The state park written permission requirement was recently the subject of a federal lawsuit filed by William Lee Mitchum, an Alabama native and Mississippi resident, against DCNR Commissioner Chris Blankenship and Alabama Attorney General Steve Marshall. Mitchell said a Meaher State Park manager denied his second amendment right to possess a firearm for "immediate self-defense" in July, according to his complaint filed on October 14.

Blankenship told 1819 News on Wednesday the State Park firearms policy was "consistent with current Alabama law" but would change once the constitutional carry law goes into effect.

"The State Parks firearms rule will change on January 1, 2023, when the new Alabama law goes into effect and will not require written permission or a concealed carry permit for handguns," Blankenship said.

Mitchum told 1819 News he looks "forward to seeing the rule eliminated and the unconstitutional posters and signage being removed from our public parks."

"Just because they have a rule that might follow state law doesn't make it constitutionally sound," Mitchum said. "Regardless if this resulted from public outcry or from my federal lawsuit, or a change in state statute, DCNR appears to have now recognized law-abiding citizens' Second Amendment right to carry firearms on state property for self-defense without obtaining permission."

Mitchum said officials with DCNR and the Alabama Office of Attorney General had previously made no mention to him of the written permission policy ending next year before he filed his suit.

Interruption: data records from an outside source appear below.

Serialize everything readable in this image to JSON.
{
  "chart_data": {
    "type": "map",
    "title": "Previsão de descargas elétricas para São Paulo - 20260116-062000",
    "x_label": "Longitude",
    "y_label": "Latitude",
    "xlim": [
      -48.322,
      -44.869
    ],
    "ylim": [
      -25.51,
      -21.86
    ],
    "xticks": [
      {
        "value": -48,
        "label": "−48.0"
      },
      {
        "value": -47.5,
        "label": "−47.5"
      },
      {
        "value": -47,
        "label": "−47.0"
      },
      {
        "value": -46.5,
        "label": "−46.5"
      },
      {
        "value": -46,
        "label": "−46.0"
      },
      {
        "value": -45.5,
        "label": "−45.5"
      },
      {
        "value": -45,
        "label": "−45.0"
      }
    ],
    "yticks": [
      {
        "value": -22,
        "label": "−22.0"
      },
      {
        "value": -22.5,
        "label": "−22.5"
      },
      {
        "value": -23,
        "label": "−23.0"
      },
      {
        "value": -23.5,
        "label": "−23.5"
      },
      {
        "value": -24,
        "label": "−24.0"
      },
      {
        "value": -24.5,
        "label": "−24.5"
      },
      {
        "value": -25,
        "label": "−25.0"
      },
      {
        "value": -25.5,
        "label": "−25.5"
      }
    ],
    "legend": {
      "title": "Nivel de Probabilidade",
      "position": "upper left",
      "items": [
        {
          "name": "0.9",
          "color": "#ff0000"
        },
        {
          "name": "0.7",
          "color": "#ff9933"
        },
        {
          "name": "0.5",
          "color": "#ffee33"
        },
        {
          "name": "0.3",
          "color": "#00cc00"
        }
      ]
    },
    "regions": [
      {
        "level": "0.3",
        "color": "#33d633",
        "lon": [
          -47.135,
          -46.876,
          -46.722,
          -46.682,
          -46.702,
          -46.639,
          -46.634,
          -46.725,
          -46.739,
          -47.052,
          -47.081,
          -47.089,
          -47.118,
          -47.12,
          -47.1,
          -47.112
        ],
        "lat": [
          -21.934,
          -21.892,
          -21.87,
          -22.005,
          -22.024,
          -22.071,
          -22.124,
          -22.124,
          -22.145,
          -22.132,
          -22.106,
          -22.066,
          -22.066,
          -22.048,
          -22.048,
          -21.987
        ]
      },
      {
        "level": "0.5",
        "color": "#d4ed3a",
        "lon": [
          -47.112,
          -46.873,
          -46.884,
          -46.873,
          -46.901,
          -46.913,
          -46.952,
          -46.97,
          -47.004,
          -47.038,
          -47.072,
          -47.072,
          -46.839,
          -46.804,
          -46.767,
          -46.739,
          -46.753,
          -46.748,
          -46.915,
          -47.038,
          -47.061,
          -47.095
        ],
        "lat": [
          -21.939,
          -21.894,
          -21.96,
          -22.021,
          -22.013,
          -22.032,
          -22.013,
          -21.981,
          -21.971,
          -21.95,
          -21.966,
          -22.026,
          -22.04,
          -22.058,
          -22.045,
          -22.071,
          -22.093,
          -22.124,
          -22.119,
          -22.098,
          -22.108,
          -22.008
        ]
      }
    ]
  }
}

An online copy of Alabama State Parks Rules and Regulations from 2018 states it "shall be unlawful for any person other than a duly authorized law enforcement officer to possess or carry into any State Park any form of firearm without written permission of the manager in charge of the State Park visited; provided, however, nothing in this regulation prohibits the possession of handguns by lawfully licensed persons for personal protection, provided the handguns are not used for any unlawful purpose."

Mitchum was also critical of a recent opinion by the Office of Alabama Attorney General Steve Marshall in August that states the "USS Alabama Battleship Commission may promulgate rules that prohibit firearms in its park if it determines that doing so is necessary or convenient to effect the purposes for which it has been established or incidental or necessary to the discharge of its powers and duties."  

"Basically, what they have is an open-ended government employee discretion on a constitutional right," Mitchum said. "It's discriminatory and discretionary. Constitutional rights are not at the discretion of government officials."

A Marshall spokesman declined to comment about the lawsuit.